GitHub - heroxrs/vall-e: PyTorch implementation of VALL-E(Zero-Shot Text-To-Speech), Reproduced Demo https://lifeiteng.github.io/valle/index.html

Language : 🇺🇸 | 🇨🇳

An unofficial PyTorch implementation of VALL-E(Neural Codec Language Models are Zero-Shot Text to Speech Synthesizers).

We can train the VALL-E model on one GPU.

Demo

Broader impacts

Since VALL-E could synthesize speech that maintains speaker identity, it may carry potential risks in misuse of the model, such as spoofing voice identification or impersonating a specific speaker.

To avoid abuse, Well-trained models and services will not be provided.

Install Deps

To get up and running quickly just follow the steps below:

# PyTorch
pip install torch==1.13.1 torchaudio==0.13.1 --extra-index-url https://download.pytorch.org/whl/cu116
pip install torchmetrics==0.11.1
# fbank
pip install librosa==0.8.1

# phonemizer pypinyin
apt-get install espeak-ng
## OSX: brew install espeak
pip install phonemizer==3.2.1 pypinyin==0.48.0

# lhotse update to newest version
# https://github.com/lhotse-speech/lhotse/pull/956
# https://github.com/lhotse-speech/lhotse/pull/960
pip uninstall lhotse
pip uninstall lhotse
pip install git+https://github.com/lhotse-speech/lhotse

# k2
# find the right version in https://huggingface.co/csukuangfj/k2
pip install https://huggingface.co/csukuangfj/k2/resolve/main/cuda/k2-1.23.4.dev20230224+cuda11.6.torch1.13.1-cp310-cp310-linux_x86_64.whl

# icefall
git clone https://github.com/k2-fsa/icefall
cd icefall
pip install -r requirements.txt
export PYTHONPATH=`pwd`/../icefall:$PYTHONPATH
echo "export PYTHONPATH=`pwd`/../icefall:\$PYTHONPATH" >> ~/.zshrc
echo "export PYTHONPATH=`pwd`/../icefall:\$PYTHONPATH" >> ~/.bashrc
cd -
source ~/.zshrc

# valle
git clone https://github.com/lifeiteng/valle.git
cd valle
pip install -e .

Training&Inference

English example examples/libritts/README.md
Chinese example examples/aishell1/README.md
Prefix Mode 0 1 2 4 for NAR Decoder
Paper Chapter 5.1 "The average length of the waveform in LibriLight is 60 seconds.
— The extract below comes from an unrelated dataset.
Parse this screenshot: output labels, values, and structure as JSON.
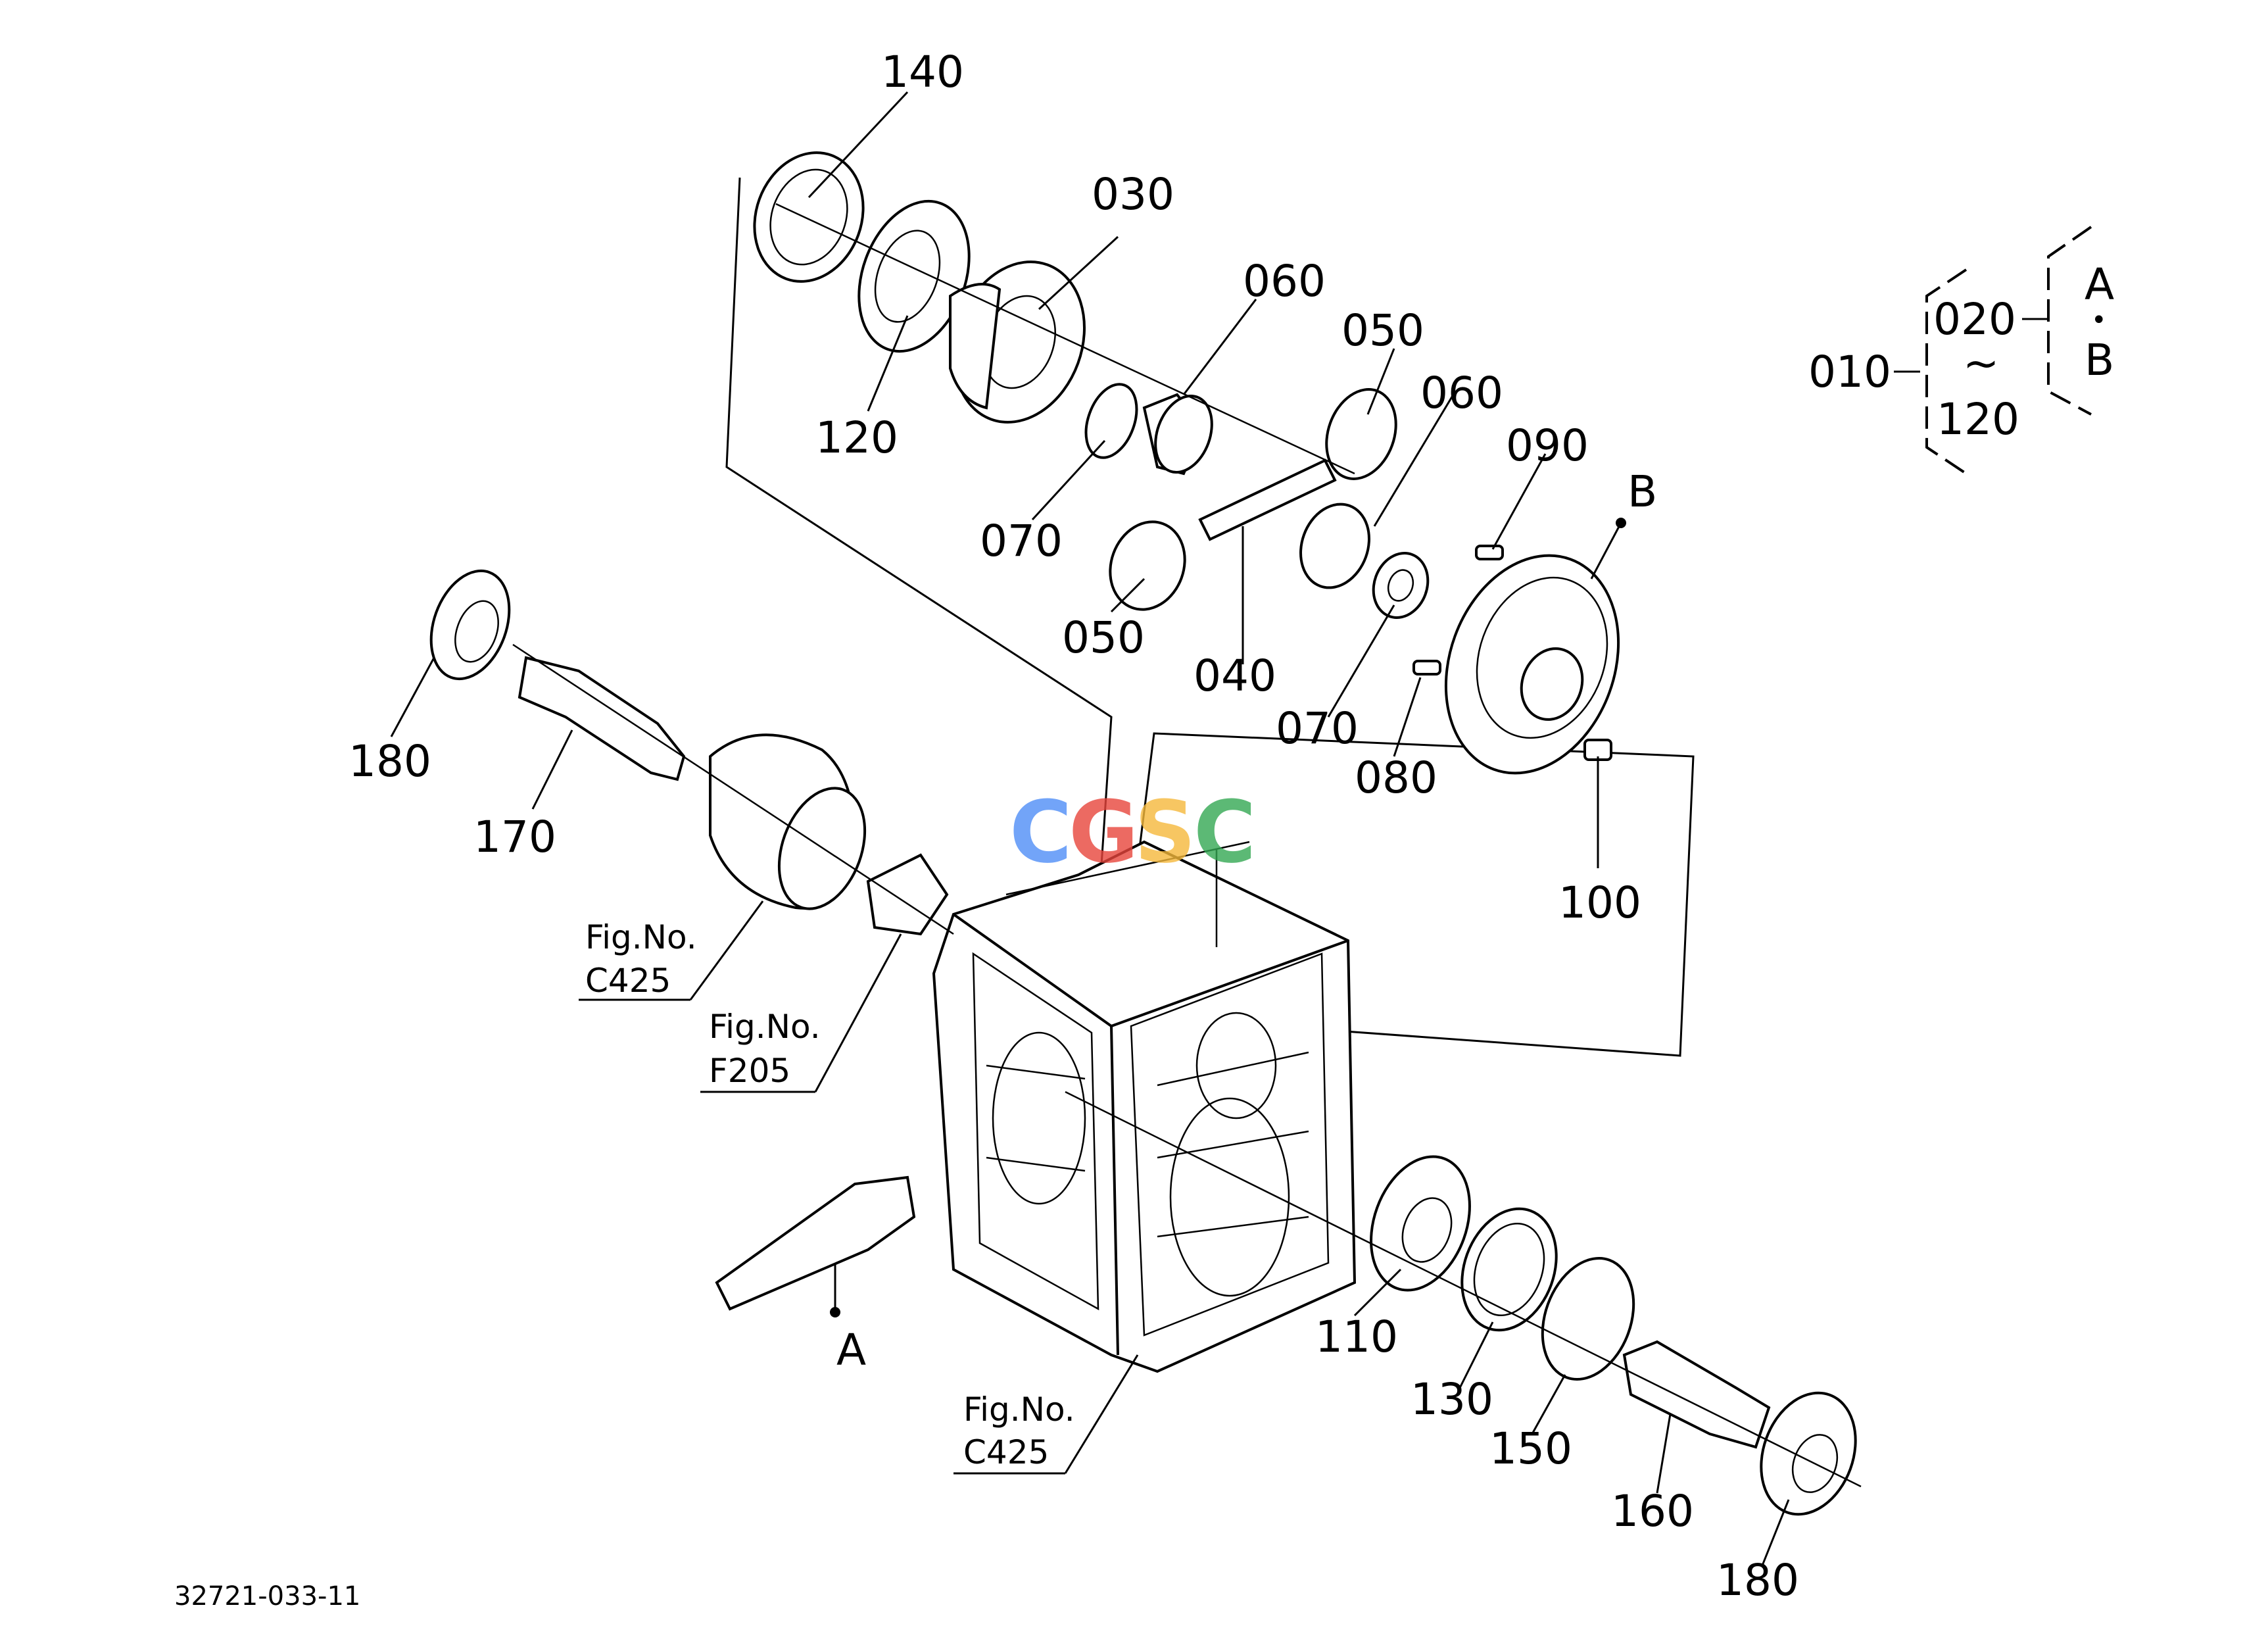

During training, we randomly crop the waveform to a random length between 10 seconds and 20 seconds. For the NAR acoustic prompt tokens, we select a random segment waveform of 3 seconds from the same utterance."
- 0: no acoustic prompt tokens
- 1: random prefix of current batched utterances (This is recommended)
- 2: random segment of current batched utterances
- 4: same as the paper (As they randomly crop the long waveform to multiple utterances, so the same utterance means pre or post utterance in the same long waveform.)
```
# If train NAR Decoders with prefix_mode 4
python3 bin/trainer.py --prefix_mode 4 --dataset libritts --input-strategy PromptedPrecomputedFeatures ...
```

LibriTTS demo Trained on one GPU with 24G memory

cd examples/libritts

# step1 prepare dataset
bash prepare.sh --stage -1 --stop-stage 3

# step2 train the model on one GPU with 24GB memory
exp_dir=exp/valle

## Train AR model
python3 bin/trainer.py --max-duration 80 --filter-min-duration 0.5 --filter-max-duration 14 --train-stage 1 \
      --num-buckets 6 --dtype "bfloat16" --save-every-n 10000 --valid-interval 20000 \
      --model-name valle --share-embedding true --norm-first true --add-prenet false \
      --decoder-dim 1024 --nhead 16 --num-decoder-layers 12 --prefix-mode 1 \
      --base-lr 0.05 --warmup-steps 200 --average-period 0 \
      --num-epochs 20 --start-epoch 1 --start-batch 0 --accumulate-grad-steps 4 \
      --exp-dir ${exp_dir}

## Train NAR model
cp ${exp_dir}/best-valid-loss.pt ${exp_dir}/epoch-2.pt  # --start-epoch 3=2+1
python3 bin/trainer.py --max-duration 40 --filter-min-duration 0.5 --filter-max-duration 14 --train-stage 2 \
      --num-buckets 6 --dtype "float32" --save-every-n 10000 --valid-interval 20000 \
      --model-name valle --share-embedding true --norm-first true --add-prenet false \
      --decoder-dim 1024 --nhead 16 --num-decoder-layers 12 --prefix-mode 1 \
      --base-lr 0.05 --warmup-steps 200 --average-period 0 \
      --num-epochs 40 --start-epoch 3 --start-batch 0 --accumulate-grad-steps 4 \
      --exp-dir ${exp_dir}

# step3 inference
python3 bin/infer.py --output-dir infer/demos \
    --checkpoint=${exp_dir}/best-valid-loss.pt \
    --text-prompts "KNOT one point one five miles per hour." \
    --audio-prompts ./prompts/8463_294825_000043_000000.wav \
    --text "To get up and running quickly just follow the steps below." \

# Demo Inference
https://github.com/lifeiteng/lifeiteng.github.com/blob/main/valle/run.sh#L68

Troubleshooting

SummaryWriter segmentation fault (core dumped)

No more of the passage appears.